Say I created vertical cylinders made of various forms of gem quartz,
cylinder diameter about .011 inch typical. I then machine a silver
base for the cylinder and drill holes about .010 inch diameter, about
a thousandth of an inch narrower. I then heat the silver base to
approximately degrees such as in a toaster oven. Heating the silver
should cause the drilled holes to expand sufficiently to admit the
cylinders. When the base cools, the silver should “lock” around the
quartz cylinders. Right?

Andrew Jonathan Fine

1 Like

Andrew,

When the base cools, the silver should "lock" around the quartz
cylinders. Right? 

You HAVE to get the coefficient of expansion numbers dead right
(quartz is brittle) and don’t leave the thing in a hot car on a sunny
day. I have played with shrink fits with metals, often a very elegant
solution but there is almost no tolerance for error.

jeffD
Demand Designs
Analog/Digital Modelling & Goldsmithing
http://www.gmavt.net/~jdemand

When the base cools, the silver should "lock" around the quartz
cylinders. Right? 

One would think, Andrew. Believe it or not, there’s some risk of the
stone cleaving under the pressure, depending on the pressure. 1/10
mm difference is going to be a lot, more or less, on that scale. But
that’s not really intarsia, it’s just straight inlay… Intarsia
suggests different things to different people, but one thing is
always is is stone-on-stone.

drill holes about .010 inch diameter, about a thousandth of an inch
narrower. 

This technique works well with hard metals like steel but could be
problematic over time with a soft metal like silver. For any shrink
fit like this, 1 thou is too little - 3 or 4 thous at least are
necessary but how will you know what the actual size is when you have
drilled the hole? Just using a twist drill or a burr won’t work as,
even if a twist drill is ground truly concentric which is rare,
drilling into soft metal usually leaves a pentagonal hole due to
chatter. The only way to successfully use this technique in silver
would be to drill an undersized hole, ream it out to just less than
the final size and finish it by pressing a hardened steel pin through
the hole which has a tapered portion followed by a smooth parallel
portion which is to the exact finished size. This will leave the hole
truly round and with sides hardened by having been compressed a
little.

Best wishes,
Ian\Ian W. Wright
Sheffield UK

What You are proposing is a differential temperature shrink fitting.
As a millwright it was a stock in trade job for me. If you could do
this consistently, You had a job. We commonly worked with pumpkin
sized components.

To shrink a component with a hole in it 0.9995 to 0.999 inches in
diameter on to a shaft or pin 1.000 in diameter, You need to heat the
component to app. 400 degrees F. or chill with dry ice and alcohol to
minus 200 degrees F.

The diameters were carefully checked and polished. Nothing was left
to chance. The scale remains the same getting smaller so for a pin of
0.010 you would need a component with a hole 0.09995 to 0.0999. so
You see there is little way to measure the holes or pin diameters
with enough accuracy. We used GOOD micrometers.

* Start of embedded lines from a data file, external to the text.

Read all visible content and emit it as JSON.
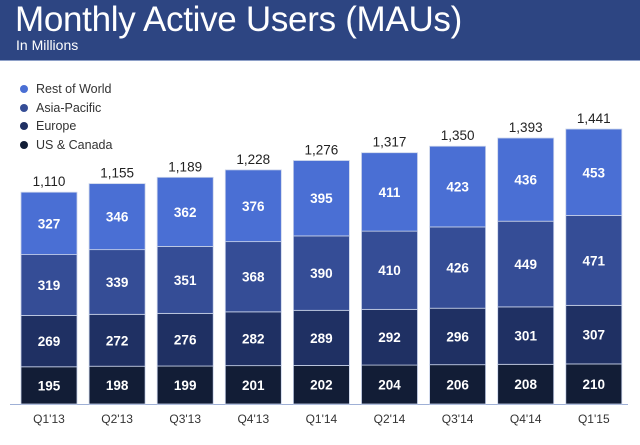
{
  "header": {
    "title": "Monthly Active Users (MAUs)",
    "subtitle": "In Millions"
  },
  "colors": {
    "header_bg": "#2d4582"
  },
  "chart_data": {
    "type": "bar",
    "stacked": true,
    "title": "Monthly Active Users (MAUs)",
    "subtitle": "In Millions",
    "xlabel": "",
    "ylabel": "",
    "ylim": [
      0,
      1441
    ],
    "grid": false,
    "legend_position": "top-left",
    "categories": [
      "Q1'13",
      "Q2'13",
      "Q3'13",
      "Q4'13",
      "Q1'14",
      "Q2'14",
      "Q3'14",
      "Q4'14",
      "Q1'15"
    ],
    "series": [
      {
        "name": "US & Canada",
        "color": "#121d36",
        "values": [
          195,
          198,
          199,
          201,
          202,
          204,
          206,
          208,
          210
        ]
      },
      {
        "name": "Europe",
        "color": "#1f3063",
        "values": [
          269,
          272,
          276,
          282,
          289,
          292,
          296,
          301,
          307
        ]
      },
      {
        "name": "Asia-Pacific",
        "color": "#354d96",
        "values": [
          319,
          339,
          351,
          368,
          390,
          410,
          426,
          449,
          471
        ]
      },
      {
        "name": "Rest of World",
        "color": "#4a6fd4",
        "values": [
          327,
          346,
          362,
          376,
          395,
          411,
          423,
          436,
          453
        ]
      }
    ],
    "totals": [
      "1,110",
      "1,155",
      "1,189",
      "1,228",
      "1,276",
      "1,317",
      "1,350",
      "1,393",
      "1,441"
    ]
  }
}
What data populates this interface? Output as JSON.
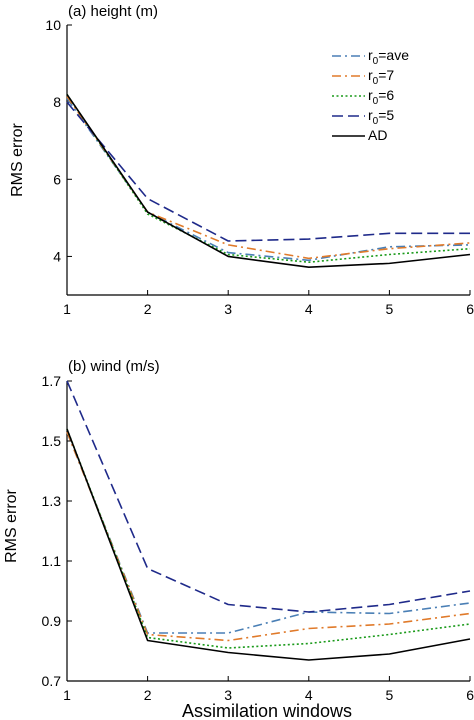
{
  "chart_data": [
    {
      "type": "line",
      "title": "(a) height (m)",
      "xlabel": "",
      "ylabel": "RMS error",
      "x": [
        1,
        2,
        3,
        4,
        5,
        6
      ],
      "xlim": [
        1,
        6
      ],
      "ylim": [
        3,
        10
      ],
      "xticks": [
        "1",
        "2",
        "3",
        "4",
        "5",
        "6"
      ],
      "yticks": [
        4,
        6,
        8,
        10
      ],
      "ytick_labels": [
        "4",
        "6",
        "8",
        "10"
      ],
      "legend": "top-right",
      "series": [
        {
          "name": "r0=ave",
          "label_base": "r",
          "label_sub": "0",
          "label_rest": "=ave",
          "color": "#4a7fb5",
          "dash": "dashdot",
          "values": [
            8.1,
            5.15,
            4.1,
            3.9,
            4.25,
            4.3
          ]
        },
        {
          "name": "r0=7",
          "label_base": "r",
          "label_sub": "0",
          "label_rest": "=7",
          "color": "#e07a2a",
          "dash": "dashdot",
          "values": [
            8.15,
            5.15,
            4.3,
            3.95,
            4.2,
            4.35
          ]
        },
        {
          "name": "r0=6",
          "label_base": "r",
          "label_sub": "0",
          "label_rest": "=6",
          "color": "#1a9a1a",
          "dash": "dotted",
          "values": [
            8.2,
            5.1,
            4.05,
            3.85,
            4.05,
            4.2
          ]
        },
        {
          "name": "r0=5",
          "label_base": "r",
          "label_sub": "0",
          "label_rest": "=5",
          "color": "#1f2a8a",
          "dash": "dashed",
          "values": [
            8.0,
            5.5,
            4.4,
            4.45,
            4.6,
            4.6
          ]
        },
        {
          "name": "AD",
          "label_base": "AD",
          "label_sub": "",
          "label_rest": "",
          "color": "#000000",
          "dash": "solid",
          "values": [
            8.2,
            5.15,
            4.0,
            3.72,
            3.82,
            4.05
          ]
        }
      ]
    },
    {
      "type": "line",
      "title": "(b) wind (m/s)",
      "xlabel": "Assimilation windows",
      "ylabel": "RMS error",
      "x": [
        1,
        2,
        3,
        4,
        5,
        6
      ],
      "xlim": [
        1,
        6
      ],
      "ylim": [
        0.7,
        1.7
      ],
      "xticks": [
        "1",
        "2",
        "3",
        "4",
        "5",
        "6"
      ],
      "yticks": [
        0.7,
        0.9,
        1.1,
        1.3,
        1.5,
        1.7
      ],
      "ytick_labels": [
        "0.7",
        "0.9",
        "1.1",
        "1.3",
        "1.5",
        "1.7"
      ],
      "series": [
        {
          "name": "r0=ave",
          "color": "#4a7fb5",
          "dash": "dashdot",
          "values": [
            1.53,
            0.86,
            0.86,
            0.93,
            0.925,
            0.96
          ]
        },
        {
          "name": "r0=7",
          "color": "#e07a2a",
          "dash": "dashdot",
          "values": [
            1.53,
            0.855,
            0.835,
            0.875,
            0.89,
            0.925
          ]
        },
        {
          "name": "r0=6",
          "color": "#1a9a1a",
          "dash": "dotted",
          "values": [
            1.54,
            0.845,
            0.81,
            0.825,
            0.855,
            0.89
          ]
        },
        {
          "name": "r0=5",
          "color": "#1f2a8a",
          "dash": "dashed",
          "values": [
            1.7,
            1.075,
            0.955,
            0.93,
            0.955,
            1.0
          ]
        },
        {
          "name": "AD",
          "color": "#000000",
          "dash": "solid",
          "values": [
            1.54,
            0.835,
            0.795,
            0.77,
            0.79,
            0.84
          ]
        }
      ]
    }
  ]
}
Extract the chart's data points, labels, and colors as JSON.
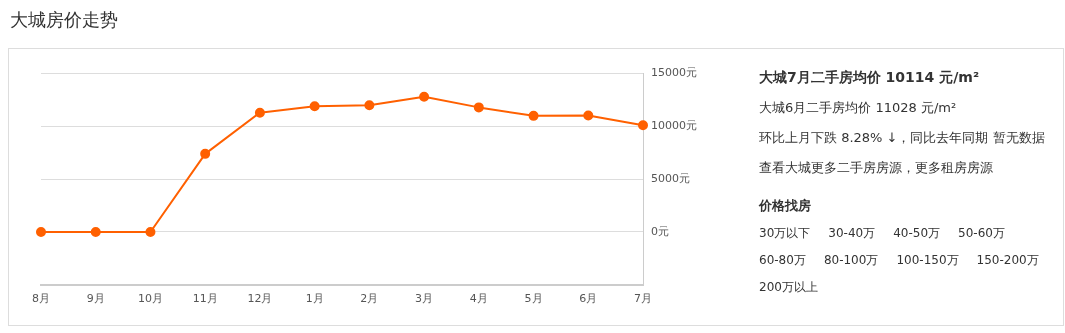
{
  "chart_data": {
    "type": "line",
    "title": "大城房价走势",
    "categories": [
      "8月",
      "9月",
      "10月",
      "11月",
      "12月",
      "1月",
      "2月",
      "3月",
      "4月",
      "5月",
      "6月",
      "7月"
    ],
    "series": [
      {
        "color": "#ff6000",
        "values": [
          0,
          0,
          0,
          7400,
          11300,
          11900,
          12000,
          12800,
          11800,
          11000,
          11028,
          10114
        ]
      }
    ],
    "ylim": [
      -5000,
      15000
    ],
    "yticks": [
      {
        "value": -5000,
        "label": null
      },
      {
        "value": 0,
        "label": "0元"
      },
      {
        "value": 5000,
        "label": "5000元"
      },
      {
        "value": 10000,
        "label": "10000元"
      },
      {
        "value": 15000,
        "label": "15000元"
      }
    ],
    "grid": "y",
    "marker": "circle",
    "line_style": "solid",
    "legend": false,
    "annotations": [
      "大城7月二手房均价 10114 元/m²",
      "大城6月二手房均价 11028 元/m²",
      "环比上月下跌 8.28% ↓，同比去年同期 暂无数据",
      "查看大城更多二手房房源，更多租房房源",
      "价格找房",
      "30万以下",
      "30-40万",
      "40-50万",
      "50-60万",
      "60-80万",
      "80-100万",
      "100-150万",
      "150-200万",
      "200万以上"
    ]
  }
}
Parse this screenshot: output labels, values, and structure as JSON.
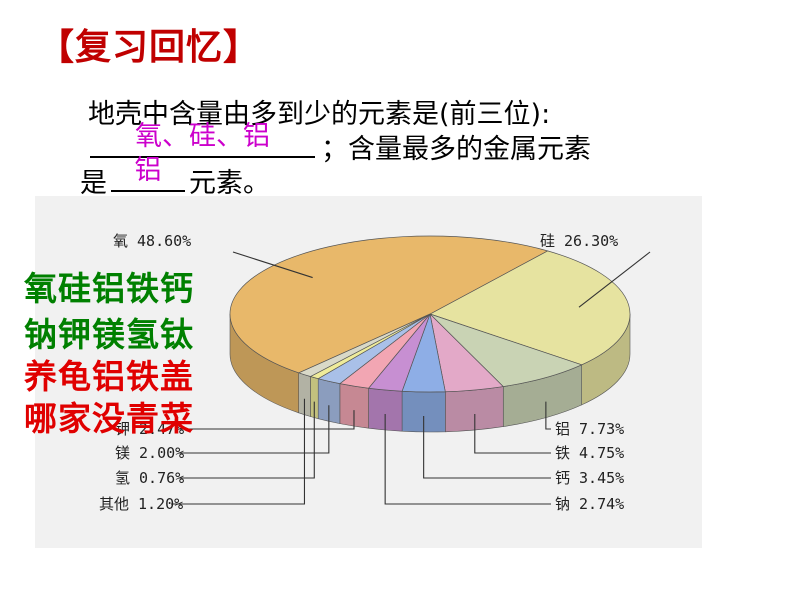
{
  "title": "【复习回忆】",
  "question": {
    "line1": "地壳中含量由多到少的元素是(前三位):",
    "answer1": "氧、硅、铝",
    "line2_after": "；含量最多的金属元素",
    "line3_before": "是",
    "answer2": "铝",
    "line3_after": "元素。"
  },
  "mnemonic": [
    "氧硅铝铁钙",
    "钠钾镁氢钛",
    "养龟铝铁盖",
    "哪家没青菜"
  ],
  "chart_data": {
    "type": "pie",
    "title": "",
    "slices": [
      {
        "label": "氧",
        "value": 48.6,
        "display": "氧 48.60%",
        "color": "#e8b86a"
      },
      {
        "label": "硅",
        "value": 26.3,
        "display": "硅 26.30%",
        "color": "#e6e3a0"
      },
      {
        "label": "铝",
        "value": 7.73,
        "display": "铝 7.73%",
        "color": "#c9d3b4"
      },
      {
        "label": "铁",
        "value": 4.75,
        "display": "铁 4.75%",
        "color": "#e3a9c8"
      },
      {
        "label": "钙",
        "value": 3.45,
        "display": "钙 3.45%",
        "color": "#8eaee6"
      },
      {
        "label": "钠",
        "value": 2.74,
        "display": "钠 2.74%",
        "color": "#c78fd2"
      },
      {
        "label": "钾",
        "value": 2.47,
        "display": "钾 2.47%",
        "color": "#f2a6b3"
      },
      {
        "label": "镁",
        "value": 2.0,
        "display": "镁 2.00%",
        "color": "#a9c0e8"
      },
      {
        "label": "氢",
        "value": 0.76,
        "display": "氢 0.76%",
        "color": "#eeeb9a"
      },
      {
        "label": "其他",
        "value": 1.2,
        "display": "其他 1.20%",
        "color": "#d9d9c8"
      }
    ]
  }
}
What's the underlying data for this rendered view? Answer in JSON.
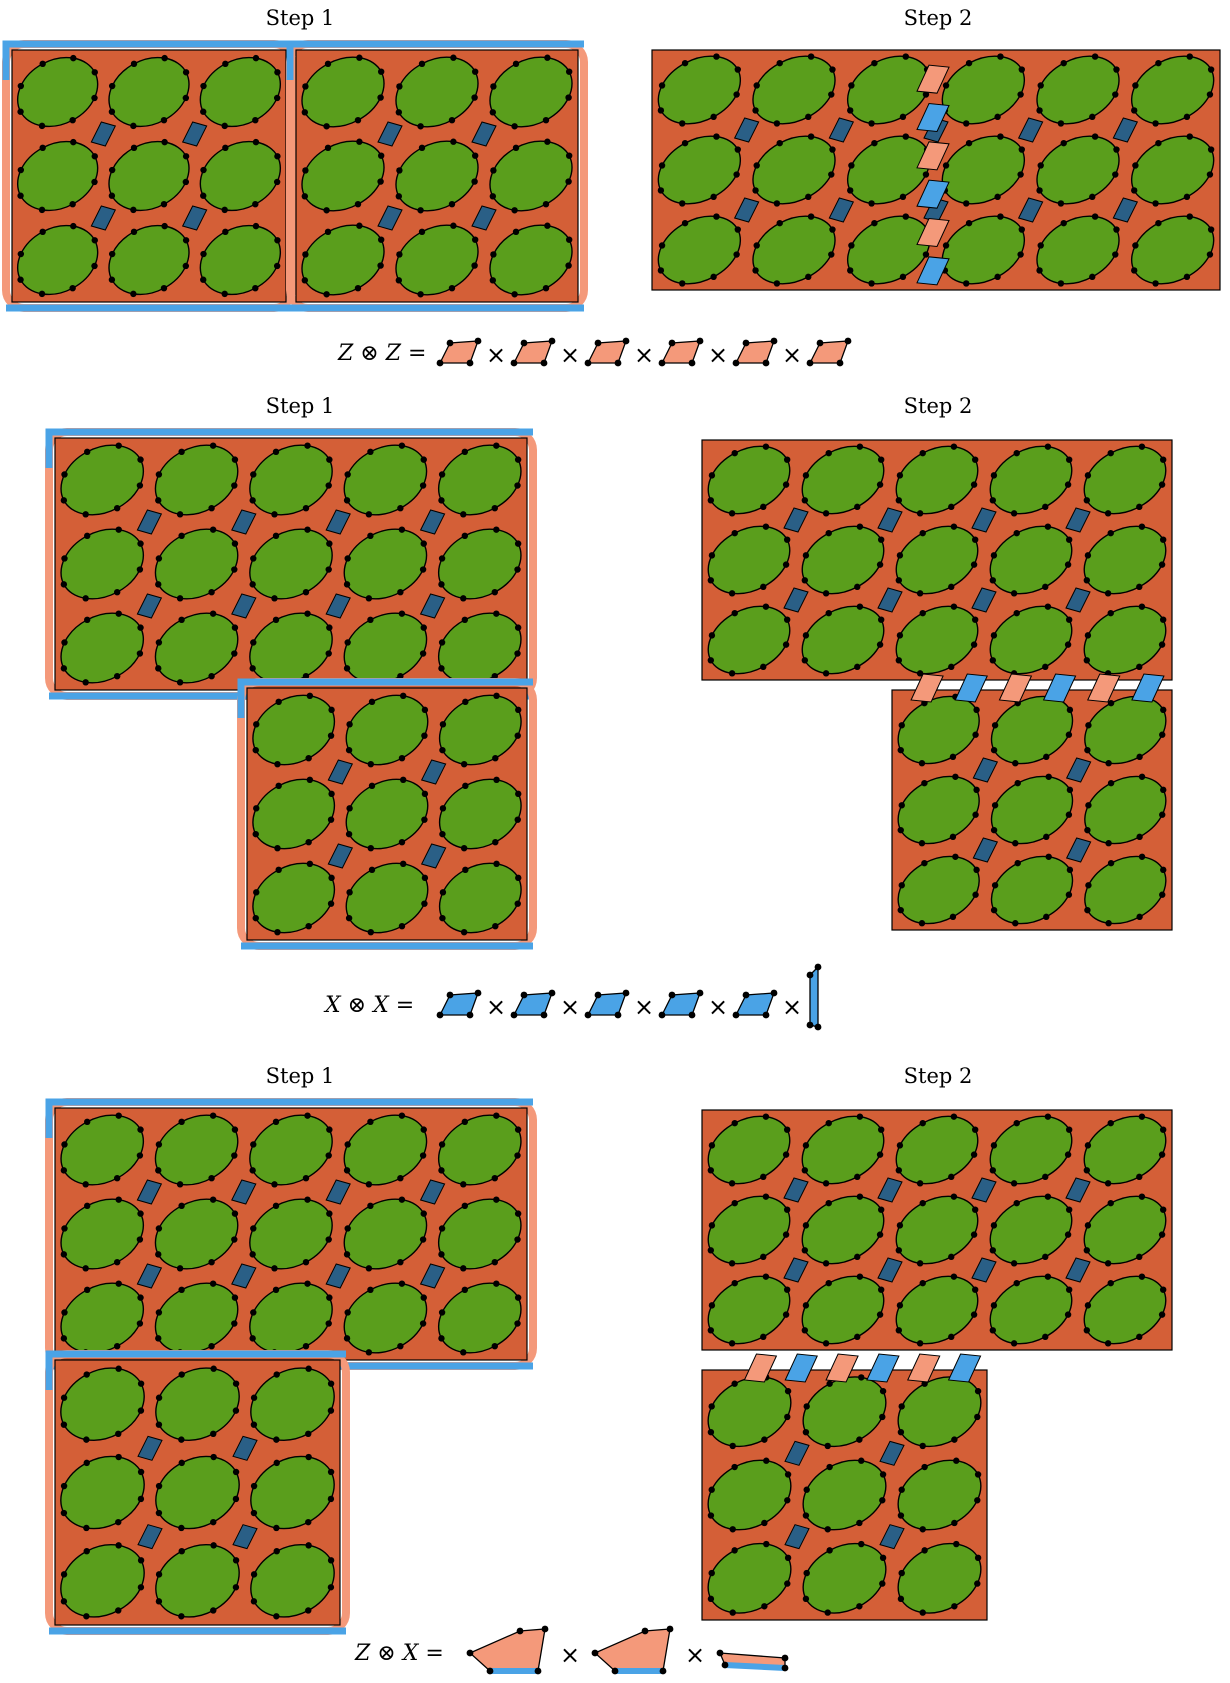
{
  "panels": [
    {
      "id": "zz",
      "step1_label": "Step 1",
      "step2_label": "Step 2",
      "equation_lhs": "Z ⊗ Z =",
      "equation_factor_count": 6
    },
    {
      "id": "xx",
      "step1_label": "Step 1",
      "step2_label": "Step 2",
      "equation_lhs": "X ⊗ X =",
      "equation_factor_count": 6
    },
    {
      "id": "zx",
      "step1_label": "Step 1",
      "step2_label": "Step 2",
      "equation_lhs": "Z ⊗ X =",
      "equation_factor_count": 3
    }
  ],
  "times_symbol": "×",
  "colors": {
    "green": "#5a9e1c",
    "orange": "#d45f37",
    "dark_blue": "#2a5f86",
    "salmon": "#f4997a",
    "light_blue": "#4aa3e6",
    "outline": "#000000"
  }
}
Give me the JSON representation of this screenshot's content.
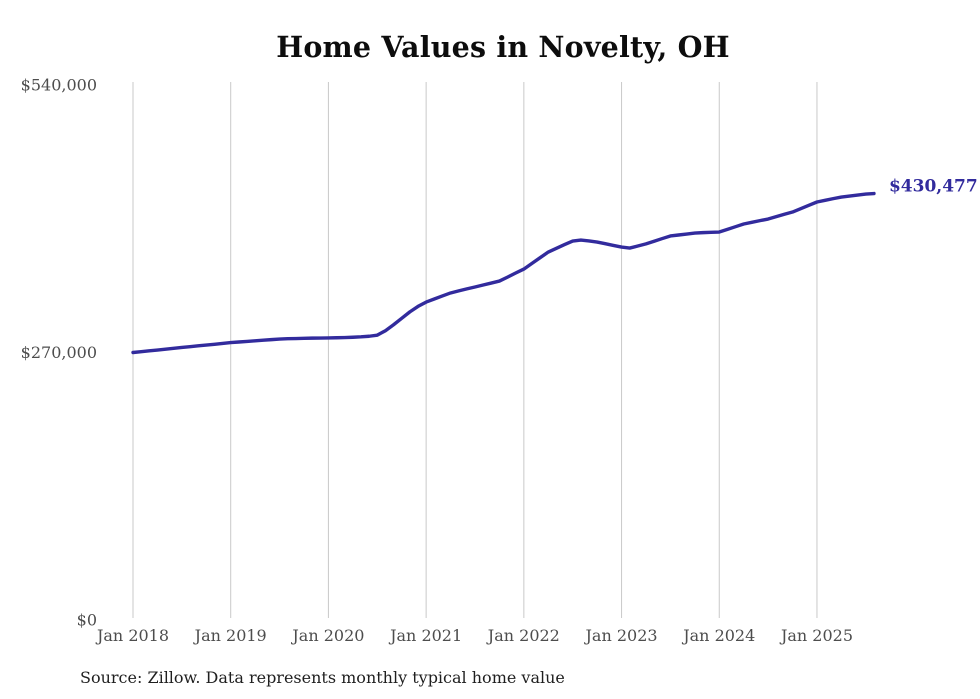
{
  "chart_data": {
    "type": "line",
    "title": "Home Values in Novelty, OH",
    "source_note": "Source: Zillow. Data represents monthly typical home value",
    "xlabel": "",
    "ylabel": "",
    "ylim": [
      0,
      540000
    ],
    "grid": "vertical-only",
    "legend": "none",
    "y_tick_labels": [
      "$540,000",
      "$270,000",
      "$0"
    ],
    "y_tick_values": [
      540000,
      270000,
      0
    ],
    "x_tick_labels": [
      "Jan 2018",
      "Jan 2019",
      "Jan 2020",
      "Jan 2021",
      "Jan 2022",
      "Jan 2023",
      "Jan 2024",
      "Jan 2025"
    ],
    "end_label": "$430,477",
    "end_value": 430477,
    "colors": {
      "line": "#322b9d",
      "end_label": "#322b9d",
      "grid": "#c9c9c9",
      "axis_text": "#4d4d4d",
      "title_text": "#0d0d0d",
      "source_text": "#1f1f1f"
    },
    "series": [
      {
        "name": "Typical home value (monthly)",
        "start_month": "2018-01",
        "end_month": "2025-08",
        "frequency": "monthly",
        "values": [
          270000,
          270800,
          271700,
          272500,
          273400,
          274200,
          275100,
          275900,
          276700,
          277500,
          278300,
          279200,
          280000,
          280600,
          281200,
          281800,
          282400,
          283000,
          283600,
          283900,
          284100,
          284300,
          284500,
          284600,
          284700,
          284900,
          285100,
          285400,
          285800,
          286400,
          287500,
          292000,
          298000,
          304500,
          311000,
          316500,
          320900,
          324000,
          327100,
          330100,
          332200,
          334200,
          336100,
          338100,
          340100,
          342100,
          346100,
          350200,
          354200,
          360000,
          365700,
          371400,
          375200,
          378900,
          382500,
          383500,
          382600,
          381500,
          379800,
          378100,
          376400,
          375400,
          377500,
          379600,
          382300,
          385000,
          387600,
          388600,
          389600,
          390600,
          391000,
          391300,
          391600,
          394300,
          397000,
          399700,
          401400,
          403100,
          404700,
          407100,
          409500,
          411800,
          415200,
          418600,
          421900,
          423600,
          425300,
          426900,
          427900,
          428900,
          429900,
          430477
        ]
      }
    ]
  }
}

It is a shame as this manner of attachment is nearly as secure as
welding. There is also a likelihood that the component or pins (if
not good steel) may shatter. (This is from under my hat so while the
numbers might not be precise, the scale should be close.)

Best wishes Get some good epoxy

well, i did one piece, large, set using a groove around the
circumference of the stone and a precisely made ring. Basicallly it
is a reverse channel set, the stone appears to 3 dimensionally
‘float’ above the metal to which it is attached.

in the photos, the stone is about 3.5 inches in diameter, but carved
thinly so it weighs about 180 carats.